In the Summer of 2011 the State Security showed its dismay. Alain Winants, head of the State Security, summoned the accredited representative of the SVR in Brussels. Immediately the affair had an impact on the relations between the Belgian and Russian secret services. Russia had been willing to deepen cooperation with the Belgians in several spheres, but because of the espionage affair the State Security backed off.
Also the Belgian ministry of Foreign Affairs protested. Dirk Achten, president of the board of directors, summoned the Russian ambassador. Achten also called back O.G. from his post in Copenhagen and suspended him ‘in the interest of the service’. Foreign Affairs filed an official complaint and the federal prosecutor’s office launched a judicial inquiry. Also the State Security –through the president of the so called BIM-commission (that has to approve the use of Special Intelligence Methods)– contacted the prosecutor’s office.
‘We can confirm that a judicial inquiry has been launched concerning a Belgian diplomat on the suspicion of espionage, passive corruption and violation of professional secrecy’, federal prosecutor Johan Delmulle confirms. ‘We cannot go into further detail.’

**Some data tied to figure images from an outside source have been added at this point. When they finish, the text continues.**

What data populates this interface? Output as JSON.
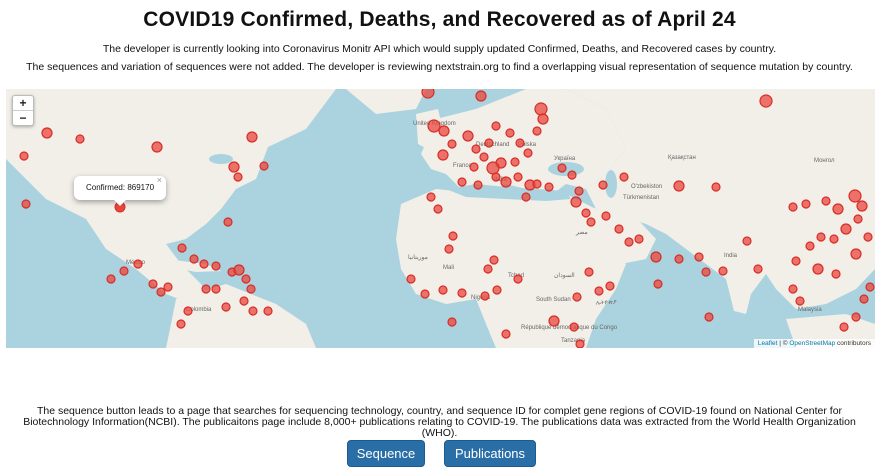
{
  "page": {
    "title": "COVID19 Confirmed, Deaths, and Recovered as of April 24",
    "intro_1": "The developer is currently looking into Coronavirus Monitr API which would supply updated Confirmed, Deaths, and Recovered cases by country.",
    "intro_2": "The sequences and variation of sequences were not added. The developer is reviewing nextstrain.org to find a overlapping visual representation of sequence mutation by country.",
    "footer": "The sequence button leads to a page that searches for sequencing technology, country, and sequence ID for complet gene regions of COVID-19 found on National Center for Biotechnology Information(NCBI). The publicaitons page include 8,000+ publications relating to COVID-19. The publications data was extracted from the World Health Organization (WHO)."
  },
  "map": {
    "zoom_in": "+",
    "zoom_out": "−",
    "popup_text": "Confirmed: 869170",
    "popup_close": "×",
    "attribution_leaflet": "Leaflet",
    "attribution_sep": " | © ",
    "attribution_osm": "OpenStreetMap",
    "attribution_tail": " contributors",
    "place_labels": [
      "United Kingdom",
      "Deutschland",
      "France",
      "Italia",
      "Polska",
      "Україна",
      "Қазақстан",
      "Монгол",
      "Türkmenistan",
      "O'zbekiston",
      "Mali",
      "Tchad",
      "Nigeria",
      "السودان",
      "South Sudan",
      "ኢትዮጵያ",
      "République démocratique du Congo",
      "Tanzania",
      "India",
      "Malaysia",
      "Colombia",
      "México",
      "مصر",
      "موريتانيا"
    ],
    "marker_color": "#e8473f",
    "land_color": "#f2efe9",
    "water_color": "#aad3df"
  },
  "buttons": {
    "sequence": "Sequence",
    "publications": "Publications",
    "color": "#2a6ea7"
  }
}
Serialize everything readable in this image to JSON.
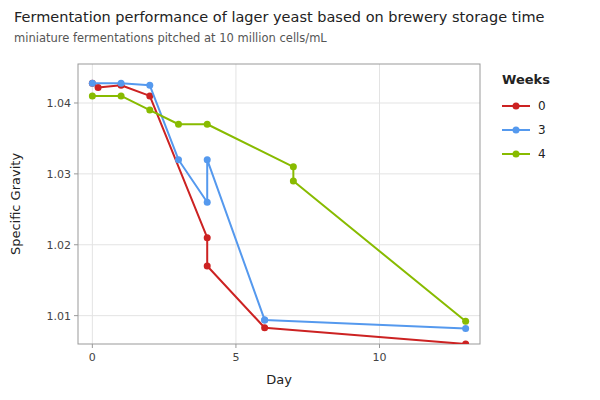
{
  "chart_data": {
    "type": "line",
    "title": "Fermentation performance of lager yeast based on brewery storage time",
    "subtitle": "miniature fermentations pitched at 10 million cells/mL",
    "x_label": "Day",
    "y_label": "Specific Gravity",
    "xlim": [
      -0.5,
      13.5
    ],
    "ylim": [
      1.006,
      1.0455
    ],
    "xticks": [
      0,
      5,
      10
    ],
    "yticks": [
      1.01,
      1.02,
      1.03,
      1.04
    ],
    "grid": true,
    "legend": "right",
    "legend_title": "Weeks",
    "marker": "circle",
    "series": [
      {
        "name": "0",
        "color": "#cc2222",
        "x": [
          0,
          0.2,
          1,
          2,
          4,
          4,
          6,
          13
        ],
        "values": [
          1.0428,
          1.0422,
          1.0425,
          1.041,
          1.021,
          1.017,
          1.0083,
          1.006
        ]
      },
      {
        "name": "3",
        "color": "#5599ee",
        "x": [
          0,
          1,
          2,
          3,
          4,
          4,
          6,
          6,
          13
        ],
        "values": [
          1.0428,
          1.0428,
          1.0425,
          1.032,
          1.026,
          1.032,
          1.0094,
          1.0094,
          1.0082
        ]
      },
      {
        "name": "4",
        "color": "#88bb00",
        "x": [
          0,
          1,
          2,
          3,
          4,
          7,
          7,
          13
        ],
        "values": [
          1.041,
          1.041,
          1.039,
          1.037,
          1.037,
          1.031,
          1.029,
          1.0092
        ]
      }
    ]
  }
}
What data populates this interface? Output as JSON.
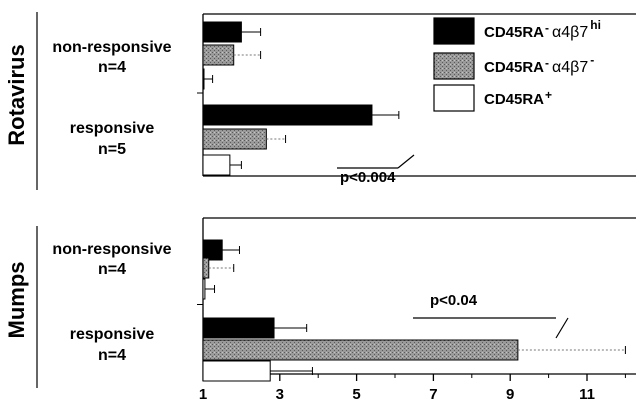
{
  "chart_data": {
    "type": "bar",
    "orientation": "horizontal",
    "x_ticks": [
      1,
      3,
      5,
      7,
      9,
      11
    ],
    "xlim": [
      1,
      12.2
    ],
    "series_styles": {
      "hi": {
        "fill": "#000000"
      },
      "neg": {
        "fill": "#8a8a8a"
      },
      "pos": {
        "fill": "#ffffff"
      }
    },
    "legend": {
      "placement": "top-right",
      "entries": [
        {
          "key": "hi",
          "label": "CD45RA",
          "sup1": "-",
          "greek": "α4β7",
          "sup2": "hi"
        },
        {
          "key": "neg",
          "label": "CD45RA",
          "sup1": "-",
          "greek": "α4β7",
          "sup2": "-"
        },
        {
          "key": "pos",
          "label": "CD45RA",
          "sup1": "+",
          "greek": "",
          "sup2": ""
        }
      ]
    },
    "panels": [
      {
        "title": "Rotavirus",
        "groups": [
          {
            "name": "non-responsive",
            "n": "n=4",
            "bars": [
              {
                "key": "hi",
                "value": 2.0,
                "err": 0.5
              },
              {
                "key": "neg",
                "value": 1.8,
                "err": 0.7
              },
              {
                "key": "pos",
                "value": 1.0,
                "err": 0.25
              }
            ]
          },
          {
            "name": "responsive",
            "n": "n=5",
            "bars": [
              {
                "key": "hi",
                "value": 5.4,
                "err": 0.7
              },
              {
                "key": "neg",
                "value": 2.65,
                "err": 0.5
              },
              {
                "key": "pos",
                "value": 1.7,
                "err": 0.3
              }
            ]
          }
        ],
        "annotation": "p<0.004"
      },
      {
        "title": "Mumps",
        "groups": [
          {
            "name": "non-responsive",
            "n": "n=4",
            "bars": [
              {
                "key": "hi",
                "value": 1.5,
                "err": 0.45
              },
              {
                "key": "neg",
                "value": 1.15,
                "err": 0.65
              },
              {
                "key": "pos",
                "value": 1.05,
                "err": 0.25
              }
            ]
          },
          {
            "name": "responsive",
            "n": "n=4",
            "bars": [
              {
                "key": "hi",
                "value": 2.85,
                "err": 0.85
              },
              {
                "key": "neg",
                "value": 9.2,
                "err": 2.8
              },
              {
                "key": "pos",
                "value": 2.75,
                "err": 1.1
              }
            ]
          }
        ],
        "annotation": "p<0.04"
      }
    ]
  }
}
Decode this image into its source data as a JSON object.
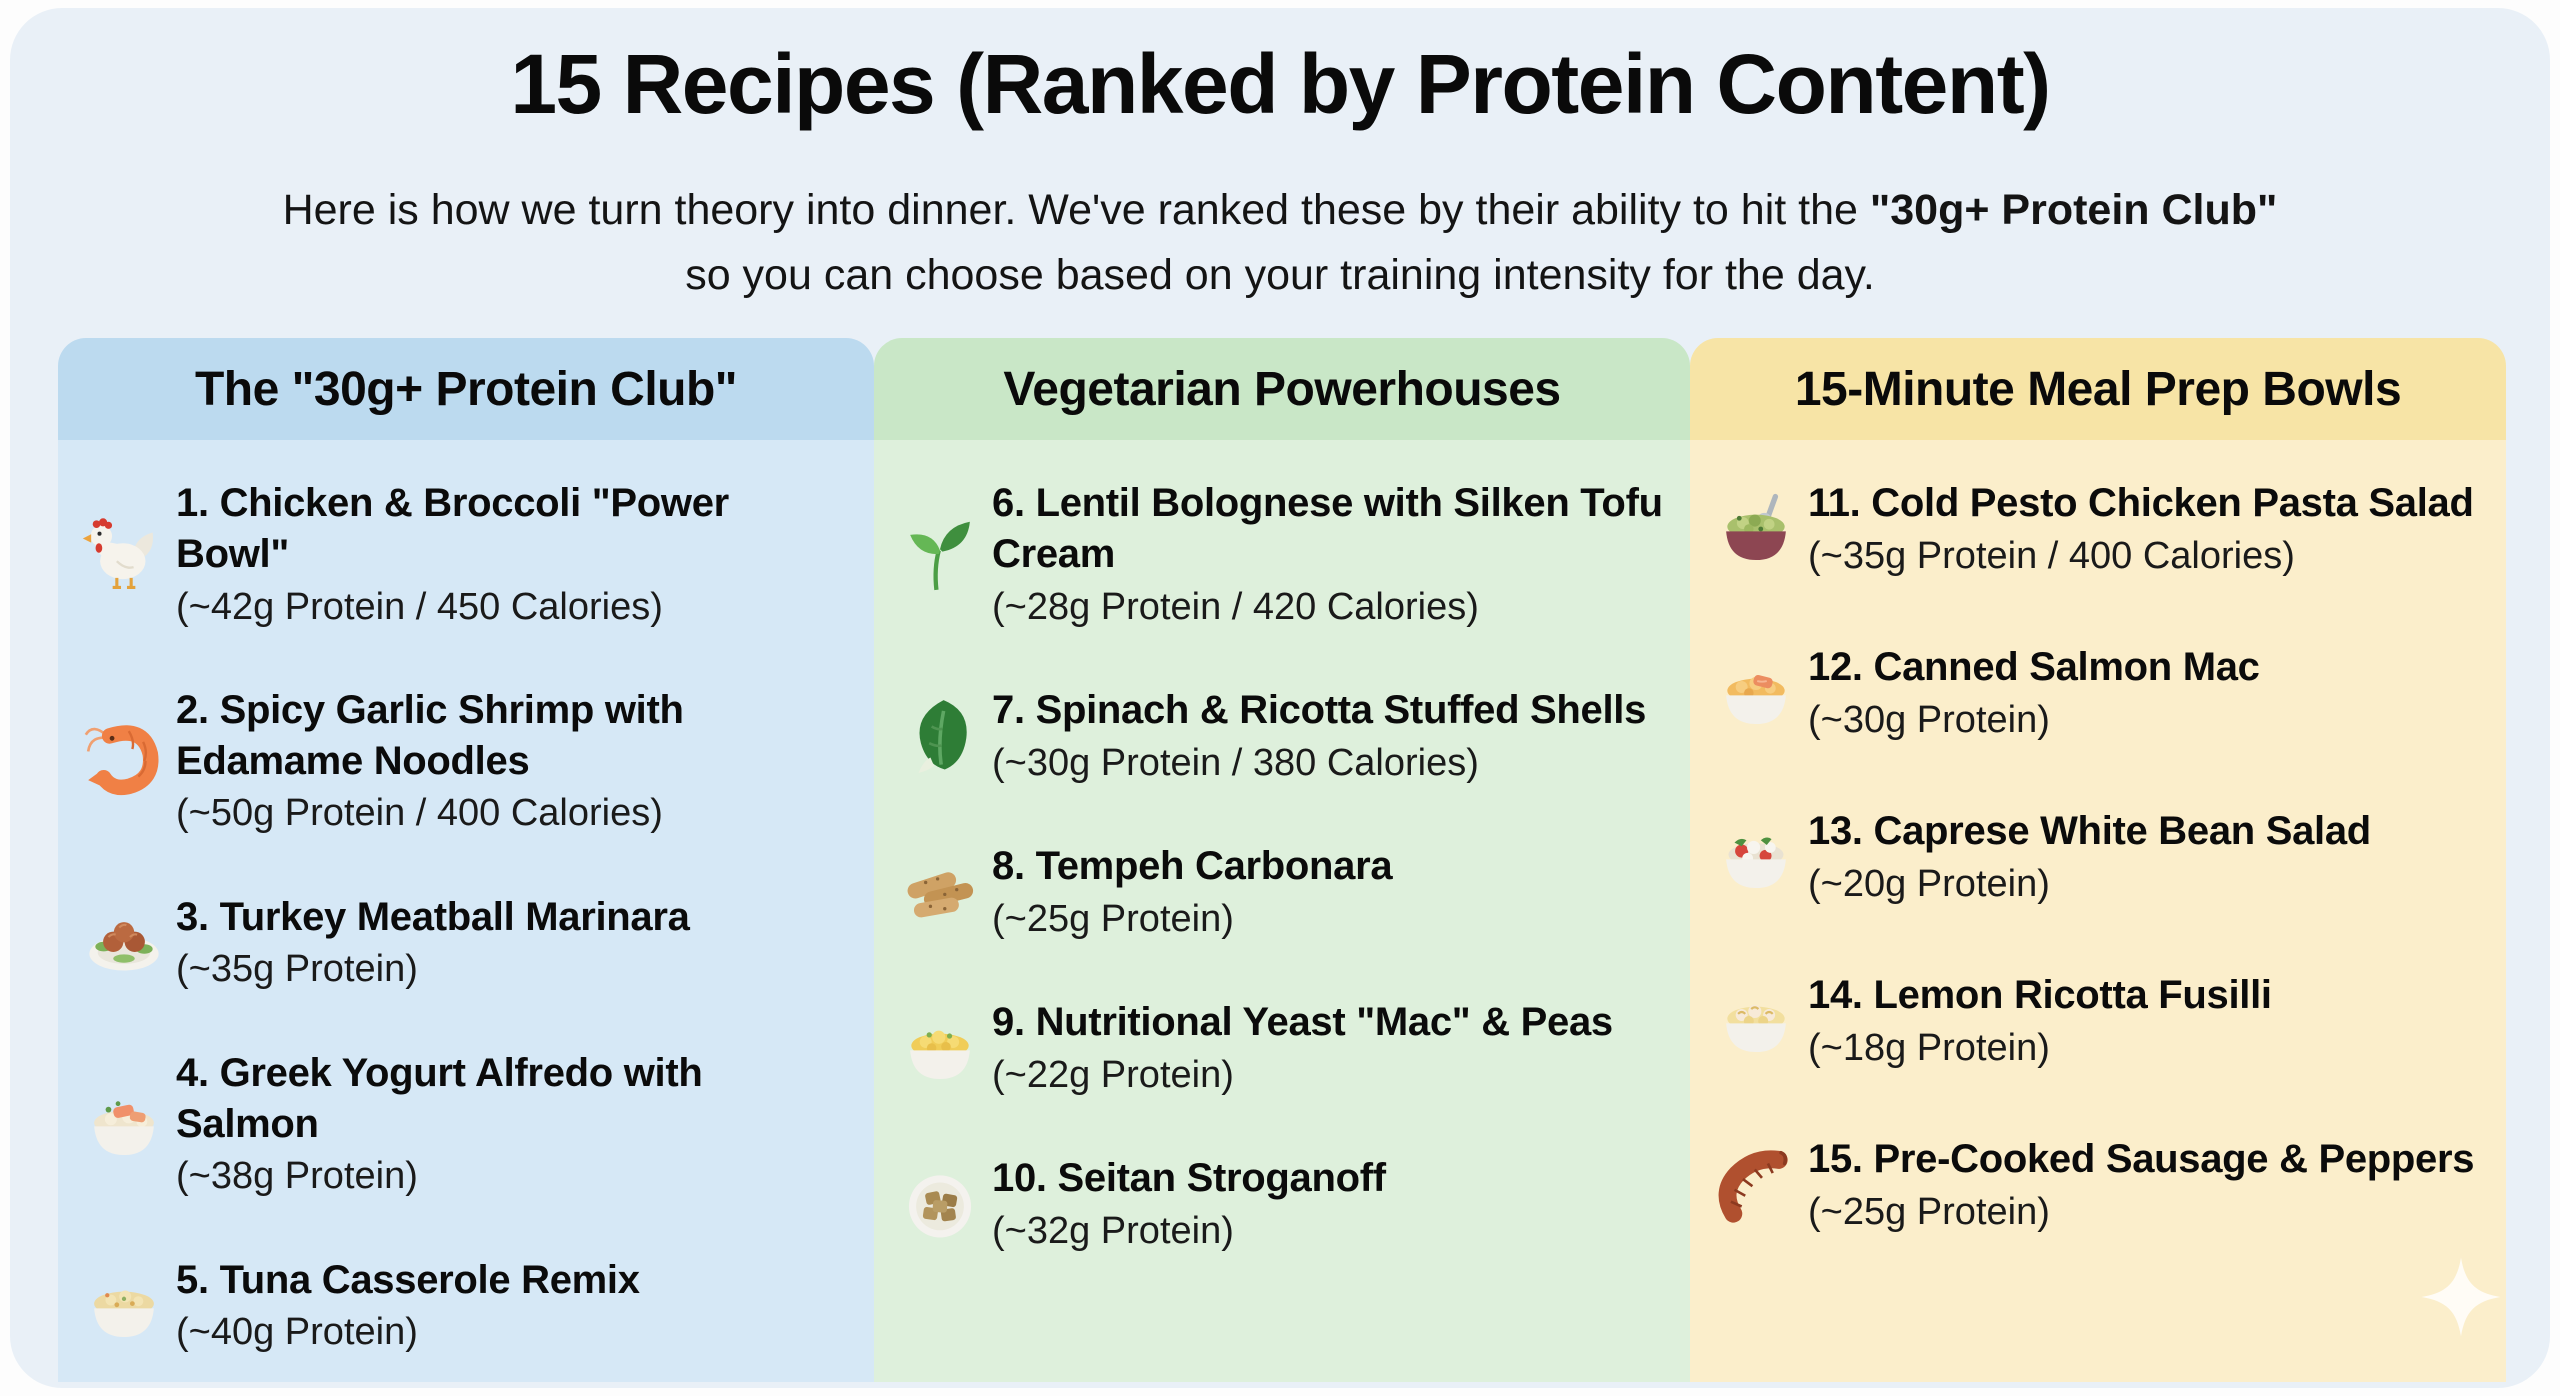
{
  "page": {
    "title": "15 Recipes (Ranked by Protein Content)",
    "subtitle_prefix": "Here is how we turn theory into dinner. We've ranked these by their ability to hit the ",
    "subtitle_bold": "\"30g+ Protein Club\"",
    "subtitle_line2": "so you can choose based on your training intensity for the day.",
    "canvas_bg": "#e9f0f7",
    "sparkle_color": "#ffffff"
  },
  "columns": [
    {
      "id": "protein-club",
      "header": "The \"30g+ Protein Club\"",
      "header_bg": "#bcdaef",
      "body_bg": "#d6e8f6",
      "items": [
        {
          "icon": "chicken-icon",
          "title": "1. Chicken & Broccoli \"Power Bowl\"",
          "stats": "(~42g Protein / 450 Calories)"
        },
        {
          "icon": "shrimp-icon",
          "title": "2. Spicy Garlic Shrimp with Edamame Noodles",
          "stats": "(~50g Protein / 400 Calories)"
        },
        {
          "icon": "meatballs-plate-icon",
          "title": "3. Turkey Meatball Marinara",
          "stats": "(~35g Protein)"
        },
        {
          "icon": "salmon-alfredo-bowl-icon",
          "title": "4. Greek Yogurt Alfredo with Salmon",
          "stats": "(~38g Protein)"
        },
        {
          "icon": "tuna-casserole-bowl-icon",
          "title": "5. Tuna Casserole Remix",
          "stats": "(~40g Protein)"
        }
      ]
    },
    {
      "id": "vegetarian-powerhouses",
      "header": "Vegetarian Powerhouses",
      "header_bg": "#c9e7c7",
      "body_bg": "#def0dc",
      "items": [
        {
          "icon": "seedling-icon",
          "title": "6. Lentil Bolognese with Silken Tofu Cream",
          "stats": "(~28g Protein / 420 Calories)"
        },
        {
          "icon": "leafy-green-icon",
          "title": "7. Spinach & Ricotta Stuffed Shells",
          "stats": "(~30g Protein / 380 Calories)"
        },
        {
          "icon": "tempeh-icon",
          "title": "8. Tempeh Carbonara",
          "stats": "(~25g Protein)"
        },
        {
          "icon": "mac-peas-bowl-icon",
          "title": "9. Nutritional Yeast \"Mac\" & Peas",
          "stats": "(~22g Protein)"
        },
        {
          "icon": "seitan-plate-icon",
          "title": "10. Seitan Stroganoff",
          "stats": "(~32g Protein)"
        }
      ]
    },
    {
      "id": "meal-prep-bowls",
      "header": "15-Minute Meal Prep Bowls",
      "header_bg": "#f7e4a6",
      "body_bg": "#fbeecb",
      "items": [
        {
          "icon": "pesto-pasta-bowl-icon",
          "title": "11. Cold Pesto Chicken Pasta Salad",
          "stats": "(~35g Protein / 400 Calories)"
        },
        {
          "icon": "salmon-mac-bowl-icon",
          "title": "12. Canned Salmon Mac",
          "stats": "(~30g Protein)"
        },
        {
          "icon": "caprese-bowl-icon",
          "title": "13. Caprese White Bean Salad",
          "stats": "(~20g Protein)"
        },
        {
          "icon": "fusilli-bowl-icon",
          "title": "14. Lemon Ricotta Fusilli",
          "stats": "(~18g Protein)"
        },
        {
          "icon": "sausage-icon",
          "title": "15. Pre-Cooked Sausage & Peppers",
          "stats": "(~25g Protein)"
        }
      ]
    }
  ]
}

Investigating judge Pottiez from Bruges is in charge of this judicial inquiry by the federal prosecutor’s office; the State Security is involved as expert.
Has O.G. violated any Belgian law?
The Belgian espionage legislation –article 118 of the Penal Code– dates back to 1934 and punishes ‘he who transfers to a foreign state objects, plans, notes or intelligence that have to be kept secret in the interest of the defense of the territory or the outward security of the Belgian state’.
Federal prosecutor Delmulle: ‘The present judicial arsenal concerning espionage is hopelessly outdated. Mr Winants, head of the State Security, recently claimed that hundreds of spies are active in Brussels. A parliamentary debate is welcome on what anno 2012 is considered to be espionage and what should be punished. A reflection on this topic is needed, especially bearing in mind the presence of numerous international institutions on Belgian soil, such as the NATO or the institutions of the EU.’
Also the State Security advocates a more modern definition of espionage.
Can O.G. be prosecuted for passive corruption or violation of professional secrecy? The judicial inquiry is still ongoing, so it’s not clear whether O.G. will be prosecuted at all.
On top of that the question rises whether the facts are not too long ago to be prosecuted.
The fact that O.G. has not been arrested after a house search and three hearings by the judicial police could point to the fact that the evidence is inconclusive.